Even when using other methods, pesticides are usually needed to reduce coddling moth numbers. Two soft chemicals labeled for control include neem oil and spinosad. These are considered to be safer for humans and animals and friendlier to non-target insects while still controlling a significant number of insects. However, they do not reduce numbers as effectively as synthetic pesticides such as permethrin, carbaryl or malathion.
To determine when apples are ripe, one of the best methods is simply by taste. If the apple tastes like it is supposed to, it is most likely ripe. Consider these other indicators.
- Skin color changes from green to yellow or green to red.
- Healthy apples drop from the tree around the time of ripening.
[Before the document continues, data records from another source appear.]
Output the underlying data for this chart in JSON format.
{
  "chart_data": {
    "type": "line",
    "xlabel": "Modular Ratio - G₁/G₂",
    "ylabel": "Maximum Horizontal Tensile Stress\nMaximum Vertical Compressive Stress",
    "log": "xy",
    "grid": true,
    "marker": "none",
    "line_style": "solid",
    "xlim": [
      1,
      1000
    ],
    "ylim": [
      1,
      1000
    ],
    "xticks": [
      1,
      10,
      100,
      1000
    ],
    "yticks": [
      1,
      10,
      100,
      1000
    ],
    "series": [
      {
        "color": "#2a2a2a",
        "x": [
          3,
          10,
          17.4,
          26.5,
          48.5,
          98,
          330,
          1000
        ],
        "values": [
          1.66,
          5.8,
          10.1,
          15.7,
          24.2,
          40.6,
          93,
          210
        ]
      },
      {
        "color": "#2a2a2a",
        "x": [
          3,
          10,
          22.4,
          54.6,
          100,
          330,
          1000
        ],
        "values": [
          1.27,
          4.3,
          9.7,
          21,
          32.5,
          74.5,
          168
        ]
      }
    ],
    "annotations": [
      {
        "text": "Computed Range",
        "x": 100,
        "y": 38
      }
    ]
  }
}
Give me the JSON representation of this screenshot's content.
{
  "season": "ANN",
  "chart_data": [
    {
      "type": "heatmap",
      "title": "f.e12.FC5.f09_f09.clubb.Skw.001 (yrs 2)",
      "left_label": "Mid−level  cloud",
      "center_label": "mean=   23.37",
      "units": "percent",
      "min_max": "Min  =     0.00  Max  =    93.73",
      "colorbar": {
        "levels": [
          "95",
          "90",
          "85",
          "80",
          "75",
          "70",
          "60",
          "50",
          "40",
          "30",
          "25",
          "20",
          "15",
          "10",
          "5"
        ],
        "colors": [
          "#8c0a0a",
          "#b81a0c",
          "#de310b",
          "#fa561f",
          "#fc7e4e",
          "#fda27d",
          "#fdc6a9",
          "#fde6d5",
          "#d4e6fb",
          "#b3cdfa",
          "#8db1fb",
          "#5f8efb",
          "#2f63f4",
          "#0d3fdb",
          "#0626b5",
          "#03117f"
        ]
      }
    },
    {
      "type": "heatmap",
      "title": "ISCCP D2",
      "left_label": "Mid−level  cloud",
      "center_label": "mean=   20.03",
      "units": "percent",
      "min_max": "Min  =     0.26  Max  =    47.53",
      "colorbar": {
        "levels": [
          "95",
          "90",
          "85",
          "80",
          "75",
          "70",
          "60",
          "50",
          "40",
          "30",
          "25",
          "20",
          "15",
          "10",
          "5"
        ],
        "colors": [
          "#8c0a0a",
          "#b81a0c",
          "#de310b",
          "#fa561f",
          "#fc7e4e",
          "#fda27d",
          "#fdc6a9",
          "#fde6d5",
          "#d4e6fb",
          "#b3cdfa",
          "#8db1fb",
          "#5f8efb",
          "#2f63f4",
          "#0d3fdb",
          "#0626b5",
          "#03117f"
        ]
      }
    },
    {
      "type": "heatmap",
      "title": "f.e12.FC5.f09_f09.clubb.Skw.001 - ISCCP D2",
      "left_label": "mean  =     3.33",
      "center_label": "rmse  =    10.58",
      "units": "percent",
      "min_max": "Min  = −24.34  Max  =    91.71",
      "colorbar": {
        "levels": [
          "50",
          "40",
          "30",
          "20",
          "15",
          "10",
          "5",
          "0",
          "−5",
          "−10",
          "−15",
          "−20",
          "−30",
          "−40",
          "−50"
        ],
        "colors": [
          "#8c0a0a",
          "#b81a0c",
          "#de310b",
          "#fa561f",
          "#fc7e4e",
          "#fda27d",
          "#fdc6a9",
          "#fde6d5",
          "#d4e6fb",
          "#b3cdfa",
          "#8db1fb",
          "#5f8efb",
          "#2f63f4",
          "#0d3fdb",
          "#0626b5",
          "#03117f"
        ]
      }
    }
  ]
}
- Flesh between the skin and core of many red types changes from a greenish color to white.
- Apples can be easily removed from the tree without damaging the spur.
- Seeds in the core turn dark brown.
Pick ripe apples from the tree by pulling fruit upward and outward while rotating the fruit slightly. On some thin, long-stemmed varieties such as Golden Delicious, it is sometimes necessary to firmly place the index finger at the point of attachment of the stem and branch. Research has shown that apples picked with their stem attached to the fruit keep longer than those with the stem removed. Apples should be stored at temperatures just above freezing and at high humidity. Frequently check for rotten fruit. Not removing one rotten apple really does spoil the bunch.